Bağış, "Bizim kültürümüzdeki 'İnsanı yücelt ki devlet yücelsin' zihniyeti aslında bir AB
standardıdır. Ama Osmanlı'nın kurulurken benimsediği paroladır. Bizim 'İnsanı yücelt'
zihniyeti maalesef mevcut Anayasamızda 'Devleti yücelt' oldu. Halbuki yüce olması gereken
devleti oluşturan bireylerdir. Etnik kökeni, dini inancı, siyasi fikri ne olursa olsun bireyi
önemsememiz lazım. İnşallah sivil anayasa geçtiğinde ve birey yüceldiğinde devletin zaten
yüceldiğini göreceğiz" ifadelerini kullandı.
1960'tan bu yana askeri anayasalarla yönetilen Türkiye'nin bunca yıldır AB'ye üye olmaya
çalıştığı halde başarılı olamadığını anlatan Bağış, "Askeri anayasayla AB'ye üye
olunamayacağı gibi askeri anayasayla ancak asgari demokrasi olur" dedi.
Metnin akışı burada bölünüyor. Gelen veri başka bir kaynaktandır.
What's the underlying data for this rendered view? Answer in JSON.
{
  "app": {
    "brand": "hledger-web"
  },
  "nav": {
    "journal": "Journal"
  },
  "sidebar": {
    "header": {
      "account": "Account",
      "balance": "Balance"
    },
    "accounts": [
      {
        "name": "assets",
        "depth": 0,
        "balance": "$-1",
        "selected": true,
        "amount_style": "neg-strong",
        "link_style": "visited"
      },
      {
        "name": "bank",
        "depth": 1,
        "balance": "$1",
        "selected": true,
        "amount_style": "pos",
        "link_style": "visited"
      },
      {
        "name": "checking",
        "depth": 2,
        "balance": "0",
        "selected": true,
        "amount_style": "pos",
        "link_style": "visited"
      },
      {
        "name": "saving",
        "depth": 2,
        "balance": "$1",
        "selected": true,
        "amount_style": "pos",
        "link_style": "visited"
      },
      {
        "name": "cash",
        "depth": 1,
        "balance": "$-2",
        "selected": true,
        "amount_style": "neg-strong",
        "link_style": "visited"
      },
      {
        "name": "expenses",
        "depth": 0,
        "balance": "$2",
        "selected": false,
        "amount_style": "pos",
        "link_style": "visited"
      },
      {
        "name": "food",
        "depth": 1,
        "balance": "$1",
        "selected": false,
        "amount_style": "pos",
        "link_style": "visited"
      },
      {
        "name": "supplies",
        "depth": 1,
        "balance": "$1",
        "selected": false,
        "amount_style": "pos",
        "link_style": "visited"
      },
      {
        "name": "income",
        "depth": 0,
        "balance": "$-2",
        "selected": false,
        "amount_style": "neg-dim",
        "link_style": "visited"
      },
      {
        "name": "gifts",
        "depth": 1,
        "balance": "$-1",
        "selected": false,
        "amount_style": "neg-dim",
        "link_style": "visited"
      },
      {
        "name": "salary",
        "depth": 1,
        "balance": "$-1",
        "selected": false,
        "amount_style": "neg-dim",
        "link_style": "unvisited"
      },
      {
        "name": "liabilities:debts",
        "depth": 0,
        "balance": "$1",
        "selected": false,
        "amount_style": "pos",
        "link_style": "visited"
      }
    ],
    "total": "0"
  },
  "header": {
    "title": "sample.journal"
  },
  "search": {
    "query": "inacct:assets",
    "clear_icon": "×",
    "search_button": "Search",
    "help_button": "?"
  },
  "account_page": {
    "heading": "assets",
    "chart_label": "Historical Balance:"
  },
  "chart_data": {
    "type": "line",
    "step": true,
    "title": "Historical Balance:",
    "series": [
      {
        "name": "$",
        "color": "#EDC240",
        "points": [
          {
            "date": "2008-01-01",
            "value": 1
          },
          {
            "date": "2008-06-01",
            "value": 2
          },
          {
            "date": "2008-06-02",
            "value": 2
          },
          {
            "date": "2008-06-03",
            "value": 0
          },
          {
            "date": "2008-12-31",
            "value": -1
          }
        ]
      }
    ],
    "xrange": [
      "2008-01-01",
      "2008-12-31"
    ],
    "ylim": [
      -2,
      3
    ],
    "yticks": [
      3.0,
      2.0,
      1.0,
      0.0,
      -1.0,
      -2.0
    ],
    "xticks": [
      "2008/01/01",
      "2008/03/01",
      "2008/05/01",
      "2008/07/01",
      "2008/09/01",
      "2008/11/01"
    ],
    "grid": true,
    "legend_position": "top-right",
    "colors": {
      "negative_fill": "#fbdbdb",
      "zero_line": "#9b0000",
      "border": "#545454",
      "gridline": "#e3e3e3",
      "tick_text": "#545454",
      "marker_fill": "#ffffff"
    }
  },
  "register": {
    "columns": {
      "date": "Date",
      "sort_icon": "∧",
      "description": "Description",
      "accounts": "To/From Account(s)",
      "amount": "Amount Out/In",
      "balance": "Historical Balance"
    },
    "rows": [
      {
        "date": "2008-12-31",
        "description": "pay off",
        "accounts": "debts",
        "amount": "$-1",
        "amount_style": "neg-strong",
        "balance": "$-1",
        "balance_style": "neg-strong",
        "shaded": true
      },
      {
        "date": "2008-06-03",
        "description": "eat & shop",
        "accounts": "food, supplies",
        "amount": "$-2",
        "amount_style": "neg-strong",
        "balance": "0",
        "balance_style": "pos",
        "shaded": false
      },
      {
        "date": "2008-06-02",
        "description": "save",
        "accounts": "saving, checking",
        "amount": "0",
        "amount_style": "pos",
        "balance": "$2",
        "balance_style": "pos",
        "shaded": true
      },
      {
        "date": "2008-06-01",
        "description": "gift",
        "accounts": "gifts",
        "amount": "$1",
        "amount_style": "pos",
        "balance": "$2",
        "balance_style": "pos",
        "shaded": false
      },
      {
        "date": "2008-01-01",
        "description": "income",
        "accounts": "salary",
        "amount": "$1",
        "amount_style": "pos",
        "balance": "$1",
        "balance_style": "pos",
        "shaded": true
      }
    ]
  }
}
Egemen Bağış, "aile içi şiddete maruz kalanların bazen 'Belki kusurum vardır' diyerek
kendini suçlaması gibi Türkiye'de toplumsal psikolojinin de adeta 'Asker bazen darbe yapar'
gibi programlanmaya çalışıldığını" kaydederek, "Düşünün, 1980'de darbe olmuş ve bir yıl
sonra halk bir anayasayı kabule zorlanmış, içerisine de 'Darbe yapanların yargılanması
yasaktır' diye bir madde konulmuş, 30 yıl sonra biz o maddeyi çıkarmak için uğraşırken bile
muhalefeti ikna etmekte zorlandık. Aleyhte oy verdiler ya da milletvekillerinin sandığa gidip
oy vermesine mani oldular" diye konuştu.
Brüksel Bölge Hükümeti Devlet Bakanı Emir Kır, Brüksel Milletvekili Mahinur Özdemir ve
Avrupalı Türk Demokratlar Birliği Brüksel Başkanı Eşref Yağcıoğlu'nun kısa konuşmalarının
ardından sahneye çıkan Sıcak Yuva dansçılarının "Demokratik Açılım" adını verdikleri halk
oyunları gösterisi ve Sertap Erener konseri büyük alkış aldı.